Last weekend I attended a training school put on by USA Track & Field. Officially it’s called Track & Field Coaching Essentials Level 1. It was 22 hours of lecture and demonstration of track and field events, A to Z, from a coaching perspective. Sixty-five people from around New England and upstate New York trekked to the Innovation Academy in Tynsborough for this crash course. At least 55 raised their hands when asked if they were currently coaching high school or college. These were folks doing it! I met just two other people who like myself were coaching post-collegiate adults, though both had previously spent time coaching younger athletes.
I was quite sure a good portion of the material wasn’t going to interest me. In high school I didn’t pay much attention to what those big guys were doing in the middle of the track during meets. And when I did, it was to make sure that there wasn’t a wayward implement coming my way!
The first 8 hours or so was in the classroom covering general training theory and endurance events. Good stuff! Then we moved on to sprints and hurdles before going into the jumps (the long, triple, and high) and the pole vault. Some of the afternoon was spent practicing drills on the track. The final three hours Sunday morning were spent doing throws – the shot, javelin, and discus. For this segment, I was totally out of my element. But learned a lot and some trivia like Brett Favre was an All-American javelin thrower. Overall, I gained much appreciation for the breadth of the sport. And gratefully came away uninjured after unending twisting, turning, and thrusting!

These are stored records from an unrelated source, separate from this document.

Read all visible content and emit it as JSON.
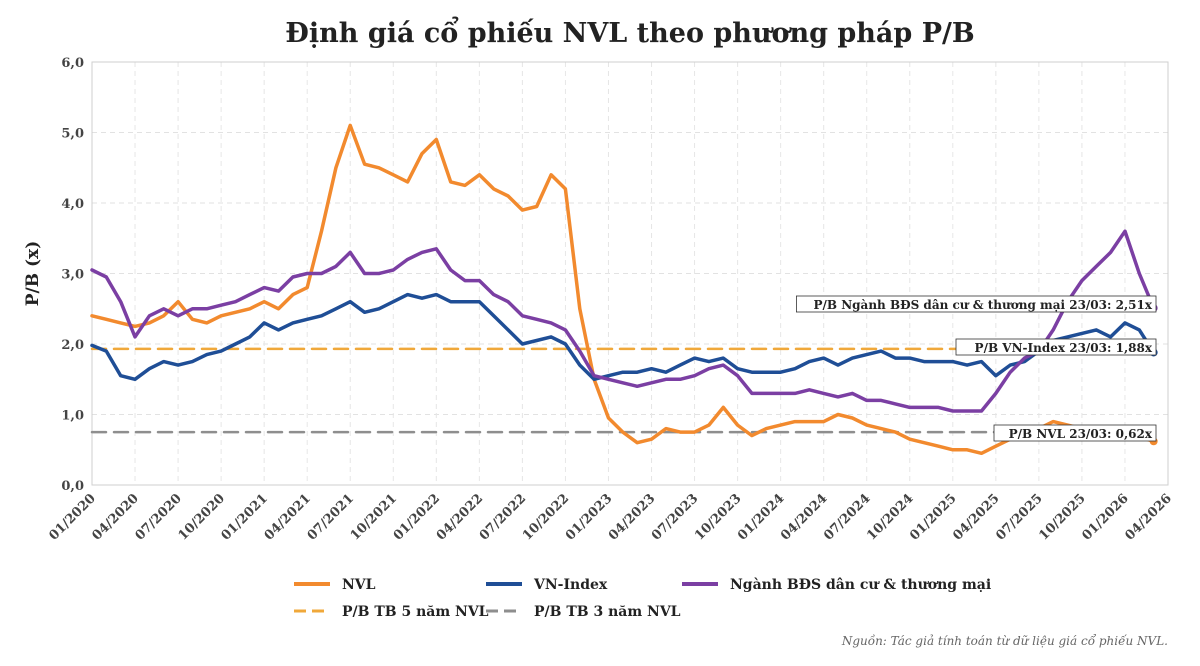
{
  "chart_data": {
    "type": "line",
    "title": "Định giá cổ phiếu NVL theo phương pháp P/B",
    "ylabel": "P/B (x)",
    "xlabel": "",
    "ylim": [
      0,
      6
    ],
    "y_ticks": [
      "0,0",
      "1,0",
      "2,0",
      "3,0",
      "4,0",
      "5,0",
      "6,0"
    ],
    "x_ticks": [
      "01/2020",
      "04/2020",
      "07/2020",
      "10/2020",
      "01/2021",
      "04/2021",
      "07/2021",
      "10/2021",
      "01/2022",
      "04/2022",
      "07/2022",
      "10/2022",
      "01/2023",
      "04/2023",
      "07/2023",
      "10/2023",
      "01/2024",
      "04/2024",
      "07/2024",
      "10/2024",
      "01/2025",
      "04/2025",
      "07/2025",
      "10/2025",
      "01/2026",
      "04/2026"
    ],
    "grid": true,
    "legend_position": "bottom",
    "x_range": [
      "2020-01",
      "2026-04"
    ],
    "series": [
      {
        "name": "NVL",
        "color": "#f28a2e",
        "x": [
          "2020-01",
          "2020-02",
          "2020-03",
          "2020-04",
          "2020-05",
          "2020-06",
          "2020-07",
          "2020-08",
          "2020-09",
          "2020-10",
          "2020-11",
          "2020-12",
          "2021-01",
          "2021-02",
          "2021-03",
          "2021-04",
          "2021-05",
          "2021-06",
          "2021-07",
          "2021-08",
          "2021-09",
          "2021-10",
          "2021-11",
          "2021-12",
          "2022-01",
          "2022-02",
          "2022-03",
          "2022-04",
          "2022-05",
          "2022-06",
          "2022-07",
          "2022-08",
          "2022-09",
          "2022-10",
          "2022-11",
          "2022-12",
          "2023-01",
          "2023-02",
          "2023-03",
          "2023-04",
          "2023-05",
          "2023-06",
          "2023-07",
          "2023-08",
          "2023-09",
          "2023-10",
          "2023-11",
          "2023-12",
          "2024-01",
          "2024-02",
          "2024-03",
          "2024-04",
          "2024-05",
          "2024-06",
          "2024-07",
          "2024-08",
          "2024-09",
          "2024-10",
          "2024-11",
          "2024-12",
          "2025-01",
          "2025-02",
          "2025-03",
          "2025-04",
          "2025-05",
          "2025-06",
          "2025-07",
          "2025-08",
          "2025-09",
          "2025-10",
          "2025-11",
          "2025-12",
          "2026-01",
          "2026-02",
          "2026-03"
        ],
        "values": [
          2.4,
          2.35,
          2.3,
          2.25,
          2.3,
          2.4,
          2.6,
          2.35,
          2.3,
          2.4,
          2.45,
          2.5,
          2.6,
          2.5,
          2.7,
          2.8,
          3.6,
          4.5,
          5.1,
          4.55,
          4.5,
          4.4,
          4.3,
          4.7,
          4.9,
          4.3,
          4.25,
          4.4,
          4.2,
          4.1,
          3.9,
          3.95,
          4.4,
          4.2,
          2.5,
          1.5,
          0.95,
          0.75,
          0.6,
          0.65,
          0.8,
          0.75,
          0.75,
          0.85,
          1.1,
          0.85,
          0.7,
          0.8,
          0.85,
          0.9,
          0.9,
          0.9,
          1.0,
          0.95,
          0.85,
          0.8,
          0.75,
          0.65,
          0.6,
          0.55,
          0.5,
          0.5,
          0.45,
          0.55,
          0.65,
          0.8,
          0.8,
          0.9,
          0.85,
          0.8,
          0.75,
          0.75,
          0.7,
          0.68,
          0.62
        ]
      },
      {
        "name": "VN-Index",
        "color": "#1f4e96",
        "x": [
          "2020-01",
          "2020-02",
          "2020-03",
          "2020-04",
          "2020-05",
          "2020-06",
          "2020-07",
          "2020-08",
          "2020-09",
          "2020-10",
          "2020-11",
          "2020-12",
          "2021-01",
          "2021-02",
          "2021-03",
          "2021-04",
          "2021-05",
          "2021-06",
          "2021-07",
          "2021-08",
          "2021-09",
          "2021-10",
          "2021-11",
          "2021-12",
          "2022-01",
          "2022-02",
          "2022-03",
          "2022-04",
          "2022-05",
          "2022-06",
          "2022-07",
          "2022-08",
          "2022-09",
          "2022-10",
          "2022-11",
          "2022-12",
          "2023-01",
          "2023-02",
          "2023-03",
          "2023-04",
          "2023-05",
          "2023-06",
          "2023-07",
          "2023-08",
          "2023-09",
          "2023-10",
          "2023-11",
          "2023-12",
          "2024-01",
          "2024-02",
          "2024-03",
          "2024-04",
          "2024-05",
          "2024-06",
          "2024-07",
          "2024-08",
          "2024-09",
          "2024-10",
          "2024-11",
          "2024-12",
          "2025-01",
          "2025-02",
          "2025-03",
          "2025-04",
          "2025-05",
          "2025-06",
          "2025-07",
          "2025-08",
          "2025-09",
          "2025-10",
          "2025-11",
          "2025-12",
          "2026-01",
          "2026-02",
          "2026-03"
        ],
        "values": [
          1.98,
          1.9,
          1.55,
          1.5,
          1.65,
          1.75,
          1.7,
          1.75,
          1.85,
          1.9,
          2.0,
          2.1,
          2.3,
          2.2,
          2.3,
          2.35,
          2.4,
          2.5,
          2.6,
          2.45,
          2.5,
          2.6,
          2.7,
          2.65,
          2.7,
          2.6,
          2.6,
          2.6,
          2.4,
          2.2,
          2.0,
          2.05,
          2.1,
          2.0,
          1.7,
          1.5,
          1.55,
          1.6,
          1.6,
          1.65,
          1.6,
          1.7,
          1.8,
          1.75,
          1.8,
          1.65,
          1.6,
          1.6,
          1.6,
          1.65,
          1.75,
          1.8,
          1.7,
          1.8,
          1.85,
          1.9,
          1.8,
          1.8,
          1.75,
          1.75,
          1.75,
          1.7,
          1.75,
          1.55,
          1.7,
          1.75,
          1.9,
          2.05,
          2.1,
          2.15,
          2.2,
          2.1,
          2.3,
          2.2,
          1.88
        ]
      },
      {
        "name": "Ngành BĐS dân cư & thương mại",
        "color": "#7b3fa3",
        "x": [
          "2020-01",
          "2020-02",
          "2020-03",
          "2020-04",
          "2020-05",
          "2020-06",
          "2020-07",
          "2020-08",
          "2020-09",
          "2020-10",
          "2020-11",
          "2020-12",
          "2021-01",
          "2021-02",
          "2021-03",
          "2021-04",
          "2021-05",
          "2021-06",
          "2021-07",
          "2021-08",
          "2021-09",
          "2021-10",
          "2021-11",
          "2021-12",
          "2022-01",
          "2022-02",
          "2022-03",
          "2022-04",
          "2022-05",
          "2022-06",
          "2022-07",
          "2022-08",
          "2022-09",
          "2022-10",
          "2022-11",
          "2022-12",
          "2023-01",
          "2023-02",
          "2023-03",
          "2023-04",
          "2023-05",
          "2023-06",
          "2023-07",
          "2023-08",
          "2023-09",
          "2023-10",
          "2023-11",
          "2023-12",
          "2024-01",
          "2024-02",
          "2024-03",
          "2024-04",
          "2024-05",
          "2024-06",
          "2024-07",
          "2024-08",
          "2024-09",
          "2024-10",
          "2024-11",
          "2024-12",
          "2025-01",
          "2025-02",
          "2025-03",
          "2025-04",
          "2025-05",
          "2025-06",
          "2025-07",
          "2025-08",
          "2025-09",
          "2025-10",
          "2025-11",
          "2025-12",
          "2026-01",
          "2026-02",
          "2026-03"
        ],
        "values": [
          3.05,
          2.95,
          2.6,
          2.1,
          2.4,
          2.5,
          2.4,
          2.5,
          2.5,
          2.55,
          2.6,
          2.7,
          2.8,
          2.75,
          2.95,
          3.0,
          3.0,
          3.1,
          3.3,
          3.0,
          3.0,
          3.05,
          3.2,
          3.3,
          3.35,
          3.05,
          2.9,
          2.9,
          2.7,
          2.6,
          2.4,
          2.35,
          2.3,
          2.2,
          1.9,
          1.55,
          1.5,
          1.45,
          1.4,
          1.45,
          1.5,
          1.5,
          1.55,
          1.65,
          1.7,
          1.55,
          1.3,
          1.3,
          1.3,
          1.3,
          1.35,
          1.3,
          1.25,
          1.3,
          1.2,
          1.2,
          1.15,
          1.1,
          1.1,
          1.1,
          1.05,
          1.05,
          1.05,
          1.3,
          1.6,
          1.8,
          1.9,
          2.2,
          2.6,
          2.9,
          3.1,
          3.3,
          3.6,
          3.0,
          2.51
        ]
      },
      {
        "name": "P/B TB 5 năm NVL",
        "color": "#f0a83a",
        "dashed": true,
        "x": [
          "2020-01",
          "2026-03"
        ],
        "values": [
          1.93,
          1.93
        ]
      },
      {
        "name": "P/B TB 3 năm NVL",
        "color": "#8e8e8e",
        "dashed": true,
        "x": [
          "2020-01",
          "2026-03"
        ],
        "values": [
          0.75,
          0.75
        ]
      }
    ],
    "annotations": [
      {
        "text": "P/B Ngành BĐS dân cư & thương mại 23/03: 2,51x",
        "value": 2.51,
        "color": "#7b3fa3"
      },
      {
        "text": "P/B VN-Index 23/03: 1,88x",
        "value": 1.88,
        "color": "#1f4e96"
      },
      {
        "text": "P/B NVL 23/03: 0,62x",
        "value": 0.62,
        "color": "#f28a2e"
      }
    ],
    "source": "Nguồn: Tác giả tính toán từ dữ liệu giá cổ phiếu NVL."
  }
}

For me, there were two big takeaways from the weekend. One, the benefit of track & field events and running in helping develop a person’s sense of commitment and self esteem by learning at an early (or any!) age — “I Can Do This!” Connected to that is the vital role played by coaches in developing that sense and the enthusiastic dedication many give to these sports.
The second was EVERYTHING revolves around one part of the body — the hips! Whether it was running, racewalking, sprints, hurdles, jumps, or throws. If the motion didn’t drive from the hips, beginning in a neutral stance, the athlete was missing the boat and many inches, feet, and seconds. Every drill had a key hip component. We were also reminded that for the distance runner, improper hip movement both impairs performance and leads to overuse injuries.
Runners are told to strengthen their core. Yes, this is absolutely essential! But it’s not only the strength of the core – maybe even an enviable six pack – but also the positioning of our hips. For years, I’ve regularly used a mantra while running, “shoot from the glutes and lead with the hips.” And as I did my run this morning, I reflected on the weekend and made sure my hips were leading the way!